Questa parola dal suono così rugoso, articolato e burbero è uno dei diamanti presenti in un libro che ha fatto la storia della nostra letteratura nel secolo scorso: si tratta di ‘Lessico famigliare’, un’opera che è a metà strada tra romanzo, raccolta di racconti e autobiografia. Fu scritto da Natalia Ginzburg, nata Levi, nel 1963. È un libro ricchissimo e intenso, che presenta uno spaccato della vita intellettuale e antifascista di Torino tra gli anni ’20 e ’50 attraverso la lente privilegiata della famiglia Levi, un clan composto da padre ebreo triestino, madre milanese valdese, numerosi figli e, a corollario di tutto ciò, una serie di personaggi importantissimi della nostra storia: Adriano Olivetti, Filippo Turati, Leone Ginzburg, Giulio Einaudi e Cesare Pavese.
Il caposaldo dell’opera sta tutto nel titolo: il lessico. Ginzburg, usando il tempo imperfetto, reiterativo, che conferisce al testo la corpulenza dell’abitudine, ci presenta la sua famiglia e le sue frequentazioni attraverso dialoghi vivacissimi, costellati di punti esclamativi e di parole specifiche, particolari. Un gergo proprio ed esclusivo di quella famiglia tale che, usando le parole stesse di Ginzburg:
“Noi siamo cinque fratelli. Abitiamo in città diverse, alcuni di noi stanno all’estero: e non ci scriviamo spesso […] Ma basta, fra noi, una parola. Basta una parola, una frase: una di quelle frasi antiche, sentite e ripetute infinite volte, nel tempo della nostra infanzia. Ci basta dire ‘Non siamo venuti a Bergamo per fare campagna’ o ‘De cosa spussa l’acido solfidrico’ […] Una di quelle frasi o parole, ci farebbe riconoscere l’uno con l’altro, noi fratelli, nel buio d’una grotta, fra milioni di persone. Quelle frasi sono il nostro latino, il vocabolario dei nostri giorni andati, […] sono il fondamento della nostra unità familiare, che sussisterà finché saremo al mondo.”
Sbrodeghezzo è quasi sempre in bocca all’austero e severo padre, Giuseppe, che lamenta la maleducazione dei figli. Tuonava infatti il professor Levi, alla vista dei ragazzini che facevano la scarpetta col pane: “Non leccate i piatti!

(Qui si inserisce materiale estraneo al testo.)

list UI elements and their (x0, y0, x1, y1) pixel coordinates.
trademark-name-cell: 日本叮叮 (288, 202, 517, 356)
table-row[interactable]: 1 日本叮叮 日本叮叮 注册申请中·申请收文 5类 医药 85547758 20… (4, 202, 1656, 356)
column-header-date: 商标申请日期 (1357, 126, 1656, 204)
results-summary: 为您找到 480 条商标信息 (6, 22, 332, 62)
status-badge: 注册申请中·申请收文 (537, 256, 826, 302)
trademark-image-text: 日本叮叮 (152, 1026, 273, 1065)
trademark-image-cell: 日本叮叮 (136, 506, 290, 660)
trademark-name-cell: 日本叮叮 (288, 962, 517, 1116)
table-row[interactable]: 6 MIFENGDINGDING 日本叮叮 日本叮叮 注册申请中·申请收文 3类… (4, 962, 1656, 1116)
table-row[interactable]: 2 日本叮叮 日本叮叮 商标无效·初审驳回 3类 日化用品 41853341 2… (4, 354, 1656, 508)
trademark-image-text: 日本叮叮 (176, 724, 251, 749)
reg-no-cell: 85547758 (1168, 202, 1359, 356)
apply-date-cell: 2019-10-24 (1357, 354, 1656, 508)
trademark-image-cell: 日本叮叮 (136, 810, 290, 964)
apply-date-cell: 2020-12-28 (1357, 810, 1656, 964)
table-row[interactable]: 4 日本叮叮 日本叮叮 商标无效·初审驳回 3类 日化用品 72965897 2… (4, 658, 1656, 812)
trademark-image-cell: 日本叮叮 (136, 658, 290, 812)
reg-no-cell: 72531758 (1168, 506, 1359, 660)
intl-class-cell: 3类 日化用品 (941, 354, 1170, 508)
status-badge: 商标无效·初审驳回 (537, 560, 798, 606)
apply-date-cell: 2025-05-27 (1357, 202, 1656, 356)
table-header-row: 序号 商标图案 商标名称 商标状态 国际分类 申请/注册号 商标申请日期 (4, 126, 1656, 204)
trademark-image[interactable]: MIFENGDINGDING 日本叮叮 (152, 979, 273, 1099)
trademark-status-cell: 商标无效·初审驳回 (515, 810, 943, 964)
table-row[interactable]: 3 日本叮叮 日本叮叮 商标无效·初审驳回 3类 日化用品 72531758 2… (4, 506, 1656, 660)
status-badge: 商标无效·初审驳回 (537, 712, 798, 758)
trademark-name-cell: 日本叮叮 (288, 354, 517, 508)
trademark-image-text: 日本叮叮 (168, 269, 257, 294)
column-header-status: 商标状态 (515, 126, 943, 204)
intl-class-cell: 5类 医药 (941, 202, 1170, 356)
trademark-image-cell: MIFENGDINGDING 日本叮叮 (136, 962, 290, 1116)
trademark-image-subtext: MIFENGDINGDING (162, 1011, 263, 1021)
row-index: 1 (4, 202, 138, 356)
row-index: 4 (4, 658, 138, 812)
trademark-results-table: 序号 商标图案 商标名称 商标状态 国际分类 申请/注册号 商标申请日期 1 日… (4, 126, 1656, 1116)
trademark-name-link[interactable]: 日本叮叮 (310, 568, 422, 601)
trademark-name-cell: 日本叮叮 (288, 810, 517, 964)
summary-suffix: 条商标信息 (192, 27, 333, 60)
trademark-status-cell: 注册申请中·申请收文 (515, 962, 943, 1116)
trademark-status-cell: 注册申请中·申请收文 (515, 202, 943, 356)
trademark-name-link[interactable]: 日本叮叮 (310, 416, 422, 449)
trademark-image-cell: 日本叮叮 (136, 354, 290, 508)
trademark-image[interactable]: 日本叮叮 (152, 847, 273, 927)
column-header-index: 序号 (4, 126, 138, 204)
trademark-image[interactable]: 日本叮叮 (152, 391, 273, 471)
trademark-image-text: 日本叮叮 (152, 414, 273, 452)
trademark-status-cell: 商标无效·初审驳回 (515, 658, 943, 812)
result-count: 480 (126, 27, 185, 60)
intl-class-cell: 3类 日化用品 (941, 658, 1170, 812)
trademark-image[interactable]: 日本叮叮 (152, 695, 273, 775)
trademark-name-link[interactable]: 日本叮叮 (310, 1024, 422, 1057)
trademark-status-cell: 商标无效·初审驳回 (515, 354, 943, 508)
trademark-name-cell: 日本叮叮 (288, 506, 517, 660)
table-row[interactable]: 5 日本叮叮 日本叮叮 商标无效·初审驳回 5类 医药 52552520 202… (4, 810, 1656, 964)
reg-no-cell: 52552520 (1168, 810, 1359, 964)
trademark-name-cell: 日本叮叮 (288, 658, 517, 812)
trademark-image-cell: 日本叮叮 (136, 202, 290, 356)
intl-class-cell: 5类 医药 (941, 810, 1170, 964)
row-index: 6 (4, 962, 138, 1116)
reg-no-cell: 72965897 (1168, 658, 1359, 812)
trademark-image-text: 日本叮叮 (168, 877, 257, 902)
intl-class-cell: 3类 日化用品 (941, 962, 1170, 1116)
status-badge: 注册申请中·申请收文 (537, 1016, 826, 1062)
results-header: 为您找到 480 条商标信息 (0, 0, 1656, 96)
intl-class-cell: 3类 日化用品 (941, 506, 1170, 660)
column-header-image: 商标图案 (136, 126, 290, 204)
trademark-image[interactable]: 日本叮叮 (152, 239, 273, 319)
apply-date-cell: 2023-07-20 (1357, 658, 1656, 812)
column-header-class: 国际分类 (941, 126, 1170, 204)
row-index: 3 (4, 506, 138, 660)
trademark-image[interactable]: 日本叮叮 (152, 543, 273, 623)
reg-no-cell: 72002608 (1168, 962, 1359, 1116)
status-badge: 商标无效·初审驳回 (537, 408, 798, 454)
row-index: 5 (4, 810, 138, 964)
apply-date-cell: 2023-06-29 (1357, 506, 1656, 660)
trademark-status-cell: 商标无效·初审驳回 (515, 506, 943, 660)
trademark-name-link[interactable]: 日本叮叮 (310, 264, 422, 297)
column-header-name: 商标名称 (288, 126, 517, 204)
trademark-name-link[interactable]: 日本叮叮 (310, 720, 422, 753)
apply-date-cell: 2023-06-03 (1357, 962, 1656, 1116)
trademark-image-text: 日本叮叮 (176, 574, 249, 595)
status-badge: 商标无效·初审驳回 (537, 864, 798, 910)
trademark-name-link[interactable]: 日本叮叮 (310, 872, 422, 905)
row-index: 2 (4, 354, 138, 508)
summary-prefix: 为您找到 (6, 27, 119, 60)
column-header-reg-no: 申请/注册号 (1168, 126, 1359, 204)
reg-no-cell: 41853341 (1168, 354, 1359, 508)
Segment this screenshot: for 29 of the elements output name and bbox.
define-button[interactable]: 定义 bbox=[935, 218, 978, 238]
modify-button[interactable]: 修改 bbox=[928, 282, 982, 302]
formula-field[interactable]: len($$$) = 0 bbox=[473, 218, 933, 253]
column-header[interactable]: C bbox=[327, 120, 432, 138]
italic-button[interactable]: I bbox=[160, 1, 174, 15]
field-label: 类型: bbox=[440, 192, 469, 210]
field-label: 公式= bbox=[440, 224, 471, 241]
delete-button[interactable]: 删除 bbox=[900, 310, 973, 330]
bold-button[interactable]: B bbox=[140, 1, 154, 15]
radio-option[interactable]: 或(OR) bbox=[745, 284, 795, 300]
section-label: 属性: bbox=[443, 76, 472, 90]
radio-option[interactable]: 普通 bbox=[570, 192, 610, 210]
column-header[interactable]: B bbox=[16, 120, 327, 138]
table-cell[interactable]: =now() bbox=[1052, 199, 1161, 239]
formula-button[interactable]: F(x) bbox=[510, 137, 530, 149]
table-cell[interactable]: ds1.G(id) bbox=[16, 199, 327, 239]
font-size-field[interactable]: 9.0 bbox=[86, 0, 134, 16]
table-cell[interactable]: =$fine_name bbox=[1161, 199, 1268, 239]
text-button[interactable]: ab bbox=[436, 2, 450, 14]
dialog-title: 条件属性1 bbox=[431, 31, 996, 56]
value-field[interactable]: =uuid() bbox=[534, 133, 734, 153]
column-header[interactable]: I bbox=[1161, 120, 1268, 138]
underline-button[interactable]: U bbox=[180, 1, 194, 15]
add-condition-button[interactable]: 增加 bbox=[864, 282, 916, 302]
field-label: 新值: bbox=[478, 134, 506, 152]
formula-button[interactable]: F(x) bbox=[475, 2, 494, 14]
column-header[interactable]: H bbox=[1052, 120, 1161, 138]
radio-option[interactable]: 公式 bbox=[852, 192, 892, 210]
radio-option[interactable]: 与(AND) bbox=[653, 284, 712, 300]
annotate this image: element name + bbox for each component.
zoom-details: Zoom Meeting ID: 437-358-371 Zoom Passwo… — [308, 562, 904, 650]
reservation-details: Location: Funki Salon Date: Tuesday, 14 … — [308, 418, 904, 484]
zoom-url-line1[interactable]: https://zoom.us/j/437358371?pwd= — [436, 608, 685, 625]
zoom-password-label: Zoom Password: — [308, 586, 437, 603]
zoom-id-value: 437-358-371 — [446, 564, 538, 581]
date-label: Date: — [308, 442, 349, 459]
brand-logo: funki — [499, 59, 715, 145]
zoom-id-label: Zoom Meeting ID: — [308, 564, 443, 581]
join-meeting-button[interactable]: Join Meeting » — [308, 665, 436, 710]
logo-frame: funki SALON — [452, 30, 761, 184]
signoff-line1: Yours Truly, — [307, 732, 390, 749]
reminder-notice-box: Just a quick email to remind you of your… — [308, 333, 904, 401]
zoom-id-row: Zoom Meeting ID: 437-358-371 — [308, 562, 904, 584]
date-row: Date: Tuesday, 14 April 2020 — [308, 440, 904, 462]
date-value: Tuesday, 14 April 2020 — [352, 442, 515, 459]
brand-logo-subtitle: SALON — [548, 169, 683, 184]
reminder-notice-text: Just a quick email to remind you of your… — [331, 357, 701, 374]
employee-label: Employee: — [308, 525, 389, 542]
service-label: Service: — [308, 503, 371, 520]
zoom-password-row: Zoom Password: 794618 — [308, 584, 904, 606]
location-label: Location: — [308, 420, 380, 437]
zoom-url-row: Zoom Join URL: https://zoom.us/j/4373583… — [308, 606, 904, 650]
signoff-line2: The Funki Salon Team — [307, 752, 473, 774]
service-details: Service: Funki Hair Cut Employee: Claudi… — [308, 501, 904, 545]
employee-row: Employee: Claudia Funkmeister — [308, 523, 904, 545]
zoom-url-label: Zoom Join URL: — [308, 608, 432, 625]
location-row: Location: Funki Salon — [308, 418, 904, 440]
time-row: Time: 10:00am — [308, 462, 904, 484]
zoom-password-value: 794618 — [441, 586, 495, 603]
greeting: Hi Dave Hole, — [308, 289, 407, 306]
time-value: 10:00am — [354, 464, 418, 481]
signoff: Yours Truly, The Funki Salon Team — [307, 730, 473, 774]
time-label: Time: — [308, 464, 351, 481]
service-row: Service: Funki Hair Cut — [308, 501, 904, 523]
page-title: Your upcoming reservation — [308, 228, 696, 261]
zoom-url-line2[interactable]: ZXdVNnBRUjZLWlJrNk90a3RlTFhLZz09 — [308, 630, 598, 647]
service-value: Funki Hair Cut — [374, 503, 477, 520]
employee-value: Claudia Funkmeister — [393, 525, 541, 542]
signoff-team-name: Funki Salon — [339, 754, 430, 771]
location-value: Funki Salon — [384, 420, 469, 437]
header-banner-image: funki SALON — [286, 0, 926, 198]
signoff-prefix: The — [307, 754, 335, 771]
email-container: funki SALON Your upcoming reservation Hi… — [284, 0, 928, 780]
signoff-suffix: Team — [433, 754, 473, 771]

Non fate sbrodeghezzi! Voialtri non sapete stare a tavola! Non siete gente da portare nei loghi!” Sbrodeghezzi, secondo il vecchio Levi, erano anche i quadri di pittura moderna, tutte le cose pasticciate e fatte di malagrazia.
La parola arriva nella torinese via Pastrengo partendo dai vicoli triestini di cui era nativo il padre di Ginzburg. In triestino, infatti sbrodighez significa ‘intruglio, pasticcio’ e il verbo sbrodigar è ‘fare pastrocchi’. In effetti, se diamo un’occhiata anche ad altre parole bislacche che compongono il lessico famigliare di Ginzburg, ci accorgiamo che è Trieste, città di confine, ebraica e mittleuropea, la patria di molti dei termini che compongono i discorsi di casa.
Sbrodeghezzo è una parola che si intende al volo, abbastanza arcigna, dura e lunga da poter intervenire nei nostri discorsi per sostituire altri termini, magari più conosciuti, facili e pure parecchio volgari: spero che tu non abbia intenzione di consegnare quello sbrodeghezzo di relazione al professore, perdonatemi, mi mancavano diversi ingredienti e temo di aver combinato uno sbrodeghezzo per cena.
E se qualcuno, strabuzzando gli occhi nel sentirci articolare questo sbrodeghezzo di parola, ci chiederà da quale cilindro abbiamo tirato fuori un tale coniglio lessicale, potremo indicare questo libro — un affaccio sull’Italia del Ventennio, sull’Italia antifascista, sull’Italia che ha costruito la sua identità intellettuale e politica, e sulla tavola caotica di una famiglia torinese.